THE Home Office has denied losing the paperwork of a British Army lance-corporal who was refused a visa to bring his teenage daughter from Kenya to his Highland home.

We revealed on Wednesday how civil servants in Home Secretary Sajid Javid’s office could not find documentation for the application by Denis Omondi for his 14-year-old daughter Anne.

Omondi is with the Black Watch, 3 Scots, based at Fort George, and has served in Afghanistan and Iraq.

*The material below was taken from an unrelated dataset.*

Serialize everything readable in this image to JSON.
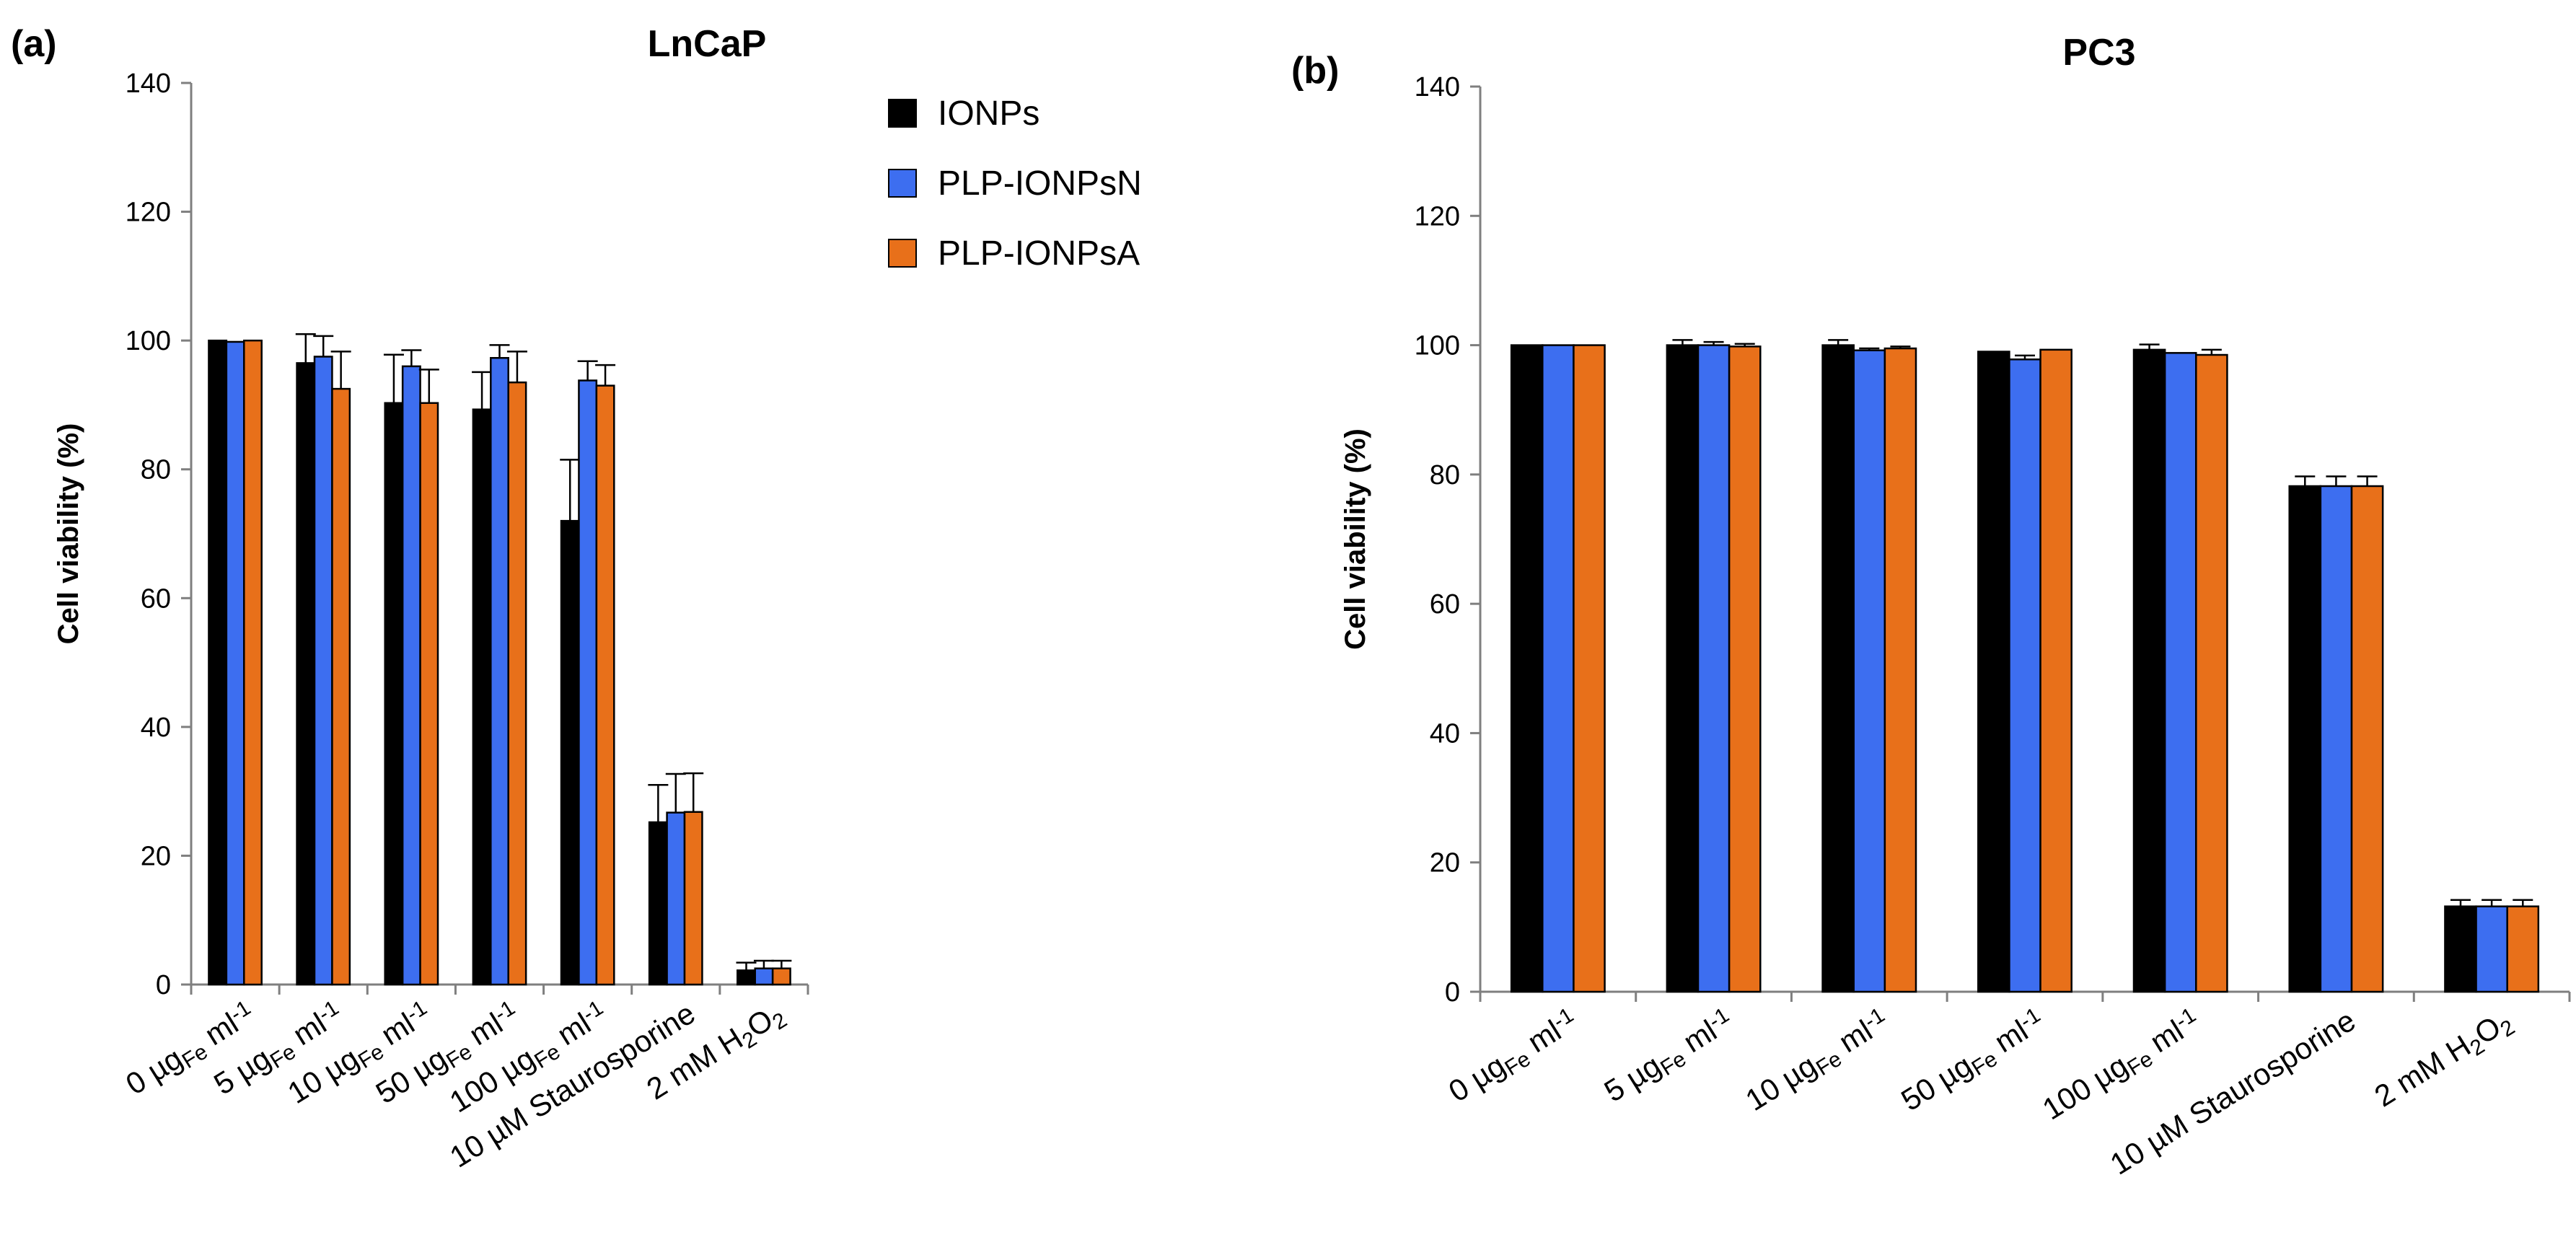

He and his wife Shelagh want the teenager to make her home with them in Inverness.

READ MORE: Home Office finds lance-corporal's ‘lost’ visa paperwork

His MP, Drew Hendry, spoke to staff in Javid’s office earlier this week, and was told they couldn’t find their own correspondence with their own reference number.

In a statement to The National yesterday, a Home Office spokesperson said: “No documents relating to Mr Omondi’s application have been lost. We are in contact with Mr Omondi about his case, which is being reviewed, and it would be inappropriate to comment further at this stage.”

However, Shelagh Omondi told us: “It does feel like they have forgotten it’s a little girl who is suffering through all this nonsense. The whole thing just feels farcical.

“We are trying to shelter Ann but the longer this goes on the more worried for her we become.

“She’s had some of her possessions stolen at school and has said she’s unhappy and lonely. We both just want her here so she can be safe and happy. There is a whole community waiting to welcome her and a family waiting too.”